Google did not respond to a request for comment.

A spokesperson for the agency Davidson now runs, NTIA, emphasized that the agency is only crafting recommendations for regulating AI, not making formal rules. NTIA would not say whether or how frequently Davidson had met or spoken with Google representatives over the agency’s AI recommendations.

“As part of this work, NTIA has been engaging with all stakeholders at all levels on this topic,” the spokesperson said. “NTIA received more than 1,400 comments from a variety of stakeholders.”

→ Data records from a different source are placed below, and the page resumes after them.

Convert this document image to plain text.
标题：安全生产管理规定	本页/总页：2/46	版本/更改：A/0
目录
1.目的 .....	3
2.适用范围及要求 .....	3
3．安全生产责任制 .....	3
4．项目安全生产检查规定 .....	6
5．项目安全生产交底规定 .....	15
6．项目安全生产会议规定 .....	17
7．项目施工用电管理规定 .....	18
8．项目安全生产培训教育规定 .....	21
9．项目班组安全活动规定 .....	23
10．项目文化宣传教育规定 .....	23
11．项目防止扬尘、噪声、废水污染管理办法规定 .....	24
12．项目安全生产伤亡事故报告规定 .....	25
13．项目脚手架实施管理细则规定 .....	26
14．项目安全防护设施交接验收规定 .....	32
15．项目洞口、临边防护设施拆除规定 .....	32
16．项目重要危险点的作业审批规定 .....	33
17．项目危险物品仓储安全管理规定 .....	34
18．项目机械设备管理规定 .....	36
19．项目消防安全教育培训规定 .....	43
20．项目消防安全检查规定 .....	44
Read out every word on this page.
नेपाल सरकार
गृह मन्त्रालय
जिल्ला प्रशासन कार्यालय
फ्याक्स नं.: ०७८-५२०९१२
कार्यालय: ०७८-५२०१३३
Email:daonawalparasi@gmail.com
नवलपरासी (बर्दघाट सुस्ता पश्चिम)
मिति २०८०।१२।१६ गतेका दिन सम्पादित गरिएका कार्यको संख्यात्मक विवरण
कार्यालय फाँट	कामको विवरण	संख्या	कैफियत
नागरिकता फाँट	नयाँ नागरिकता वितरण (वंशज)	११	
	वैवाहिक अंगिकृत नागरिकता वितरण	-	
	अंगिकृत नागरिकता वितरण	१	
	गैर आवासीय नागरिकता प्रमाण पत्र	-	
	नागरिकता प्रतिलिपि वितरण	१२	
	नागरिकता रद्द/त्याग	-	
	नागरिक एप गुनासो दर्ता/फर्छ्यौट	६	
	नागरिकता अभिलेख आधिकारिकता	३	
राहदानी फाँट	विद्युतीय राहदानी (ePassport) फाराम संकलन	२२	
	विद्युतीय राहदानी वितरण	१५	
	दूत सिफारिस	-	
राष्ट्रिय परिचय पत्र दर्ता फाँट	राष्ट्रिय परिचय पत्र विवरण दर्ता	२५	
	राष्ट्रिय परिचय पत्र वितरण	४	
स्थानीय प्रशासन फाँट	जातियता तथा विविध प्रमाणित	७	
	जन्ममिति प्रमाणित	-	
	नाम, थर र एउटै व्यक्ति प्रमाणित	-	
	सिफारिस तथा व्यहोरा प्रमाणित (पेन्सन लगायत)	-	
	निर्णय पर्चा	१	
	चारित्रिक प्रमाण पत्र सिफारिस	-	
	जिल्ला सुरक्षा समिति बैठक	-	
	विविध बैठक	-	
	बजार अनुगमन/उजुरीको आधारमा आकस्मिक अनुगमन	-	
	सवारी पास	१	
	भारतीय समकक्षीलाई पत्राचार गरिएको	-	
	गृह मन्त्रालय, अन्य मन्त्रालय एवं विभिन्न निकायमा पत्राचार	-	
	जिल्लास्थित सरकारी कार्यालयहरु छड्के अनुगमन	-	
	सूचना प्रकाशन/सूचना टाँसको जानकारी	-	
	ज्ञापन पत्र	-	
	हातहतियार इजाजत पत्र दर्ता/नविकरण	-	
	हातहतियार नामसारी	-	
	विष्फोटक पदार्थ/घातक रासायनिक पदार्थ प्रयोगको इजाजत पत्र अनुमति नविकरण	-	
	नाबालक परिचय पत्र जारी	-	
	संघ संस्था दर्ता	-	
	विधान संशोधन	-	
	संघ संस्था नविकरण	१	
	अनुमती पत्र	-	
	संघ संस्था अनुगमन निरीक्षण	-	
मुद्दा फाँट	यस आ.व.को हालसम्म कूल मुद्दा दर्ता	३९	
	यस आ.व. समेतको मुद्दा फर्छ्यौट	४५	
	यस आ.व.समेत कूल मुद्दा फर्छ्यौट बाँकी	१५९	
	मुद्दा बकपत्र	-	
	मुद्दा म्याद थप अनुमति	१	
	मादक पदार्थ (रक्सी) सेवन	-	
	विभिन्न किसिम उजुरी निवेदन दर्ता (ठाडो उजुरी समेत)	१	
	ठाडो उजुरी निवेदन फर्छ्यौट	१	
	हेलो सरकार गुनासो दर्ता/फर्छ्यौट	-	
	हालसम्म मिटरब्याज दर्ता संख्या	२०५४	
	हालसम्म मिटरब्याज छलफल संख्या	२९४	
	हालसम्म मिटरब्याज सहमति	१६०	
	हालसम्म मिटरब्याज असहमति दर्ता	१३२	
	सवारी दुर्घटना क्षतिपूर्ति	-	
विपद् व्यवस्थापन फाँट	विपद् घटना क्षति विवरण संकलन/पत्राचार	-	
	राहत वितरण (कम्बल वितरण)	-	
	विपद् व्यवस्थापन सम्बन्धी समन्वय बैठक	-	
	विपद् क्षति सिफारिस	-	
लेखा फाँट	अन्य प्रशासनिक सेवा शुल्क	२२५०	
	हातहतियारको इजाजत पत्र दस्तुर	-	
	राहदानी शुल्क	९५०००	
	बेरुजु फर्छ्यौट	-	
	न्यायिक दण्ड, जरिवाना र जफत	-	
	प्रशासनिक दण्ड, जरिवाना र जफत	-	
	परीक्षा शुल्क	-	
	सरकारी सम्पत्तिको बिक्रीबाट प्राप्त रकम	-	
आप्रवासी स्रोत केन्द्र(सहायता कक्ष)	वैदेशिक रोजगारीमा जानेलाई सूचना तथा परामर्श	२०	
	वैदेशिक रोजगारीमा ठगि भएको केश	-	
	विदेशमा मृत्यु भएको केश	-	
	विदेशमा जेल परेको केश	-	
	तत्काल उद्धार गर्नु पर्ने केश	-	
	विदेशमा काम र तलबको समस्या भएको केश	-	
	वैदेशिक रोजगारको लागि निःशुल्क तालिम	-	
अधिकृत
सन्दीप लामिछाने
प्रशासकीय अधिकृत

One such comment came from TechNet, a lobbying group that represents giants such as Google, Meta and Amazon. In a five-page letter, the group urged the NTIA to avoid imposing tough requirements on AI and largely allow the industry to police itself, writing, “TechNet believes NTIA should promote industry-led processes, standards, and codes of conduct.”

It is still not clear whether and how federal regulators will ultimately respond to rapid advances in artificial intelligence, although it is more likely to happen through administrative state or executive action. Congress, nearly 20 years after the founding of Facebook, has yet to even enact meaningful regulation of social media.

This month, the White House announced that seven major AI companies had agreed to voluntary guardrails. Experts have noted, however, that some of the voluntary commitments simply mirror AI companies’ existing practices, and none of them are enforceable by government regulators.